In Thornton’s eyes, they “were the biggest, baddest team in the league that year” and didn’t apologize for instilling fear and intimidation.

“I just know in speaking to guys around the league from that year, we were going into the building and they’d be looking at our lineup and guys who were tough and not tough, going, ‘Oh my God, what happens if this happens or that happens,” Thornton said. “It wasn’t just Parros or O’Donnell or May Day (Brad May). Travis Moen.

“I think that was definitely an edge that we had on a lot of teams. And Burkie liked it that way.”

The Ducks’ eagerness to drop the gloves and play on the edge often brought criticism beyond their universe, a team often recalling Philadelphia’s beloved and hated Broad Street Bullies of the 1970s. But they didn’t care what others thought.

“We were an exciting team to watch,” Pronger said. “We could play any style. We could play tough, we could play finesse. We could play offensive, we could play defense. I think that was the special part of the team was being able to flow from one style to the next and not skip a beat.”

‘A special group’

Ranking the greatest teams in NHL history, The Hockey News placed the 2007 Cup champions 18th.
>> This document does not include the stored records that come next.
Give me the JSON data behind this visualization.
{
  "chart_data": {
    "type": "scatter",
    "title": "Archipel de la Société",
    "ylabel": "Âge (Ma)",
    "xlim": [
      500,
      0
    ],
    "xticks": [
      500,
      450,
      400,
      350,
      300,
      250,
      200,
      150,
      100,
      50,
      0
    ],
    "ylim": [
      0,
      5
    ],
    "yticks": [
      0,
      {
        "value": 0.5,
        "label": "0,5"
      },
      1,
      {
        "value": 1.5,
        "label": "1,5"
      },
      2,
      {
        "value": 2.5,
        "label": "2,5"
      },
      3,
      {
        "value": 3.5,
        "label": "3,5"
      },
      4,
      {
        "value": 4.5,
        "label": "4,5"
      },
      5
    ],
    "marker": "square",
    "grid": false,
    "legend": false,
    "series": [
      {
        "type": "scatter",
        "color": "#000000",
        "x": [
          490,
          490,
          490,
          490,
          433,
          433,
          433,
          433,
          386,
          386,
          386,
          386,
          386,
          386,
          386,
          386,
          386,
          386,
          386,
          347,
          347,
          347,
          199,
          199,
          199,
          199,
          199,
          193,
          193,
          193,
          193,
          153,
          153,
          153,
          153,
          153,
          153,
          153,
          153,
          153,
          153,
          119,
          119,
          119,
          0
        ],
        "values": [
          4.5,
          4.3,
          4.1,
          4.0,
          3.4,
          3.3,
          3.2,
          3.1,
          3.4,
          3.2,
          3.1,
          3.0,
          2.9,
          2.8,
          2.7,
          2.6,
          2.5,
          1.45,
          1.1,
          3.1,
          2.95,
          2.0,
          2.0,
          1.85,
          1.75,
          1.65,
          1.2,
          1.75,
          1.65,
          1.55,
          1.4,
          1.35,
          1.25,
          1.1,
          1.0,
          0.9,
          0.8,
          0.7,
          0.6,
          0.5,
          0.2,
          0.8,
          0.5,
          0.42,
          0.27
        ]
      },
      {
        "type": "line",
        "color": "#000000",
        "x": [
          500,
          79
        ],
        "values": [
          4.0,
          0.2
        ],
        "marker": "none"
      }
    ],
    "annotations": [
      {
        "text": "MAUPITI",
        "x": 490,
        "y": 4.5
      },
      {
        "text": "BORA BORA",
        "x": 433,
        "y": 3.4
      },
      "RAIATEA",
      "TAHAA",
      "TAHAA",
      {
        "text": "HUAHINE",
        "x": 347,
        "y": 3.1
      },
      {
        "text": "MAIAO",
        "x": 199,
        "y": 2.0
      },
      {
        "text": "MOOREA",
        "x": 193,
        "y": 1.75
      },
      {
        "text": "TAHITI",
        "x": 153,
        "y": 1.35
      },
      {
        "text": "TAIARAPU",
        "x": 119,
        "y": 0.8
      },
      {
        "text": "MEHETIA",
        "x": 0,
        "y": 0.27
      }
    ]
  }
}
A fan vote conducted by NHL.com had them making the first cut among the 96 Stanley Cup champions. Burke insists none of the titlists since could beat the squad he put the finishing touches on.

“A lot of times, you realize the bigger picture later,” Selanne said. “I think we knew we had a great team and we knew it was one of the best teams. But now when you look back, you even think more like that. We didn’t really have any weakness in the group.

“Everybody had the same mission. We all know this was going to be the chance, the only chance most of us was ever going to get.”

At that moment, the Ducks had everything lined up and made the most of that chance. Rob Niedermayer savored it then and does now, as have Selanne and O’Donnell and Pronger and Marchant and others that, for years, had always come up short in the Cup chase.

“What a special group we had,” Rob Niedermayer said. “To be honest with you, you’re so focused on winning, you’re almost scared not to think about it. You just don’t know if you’re going to get there. It’s not done until you actually beat that team in the last series.

“I think that was something – the fear. I was getting on in my career and I didn’t want that to end. That’s what drove you and that’s what focused you.”

Ten years ago, those Ducks set the standard. Ten years later, they remain that.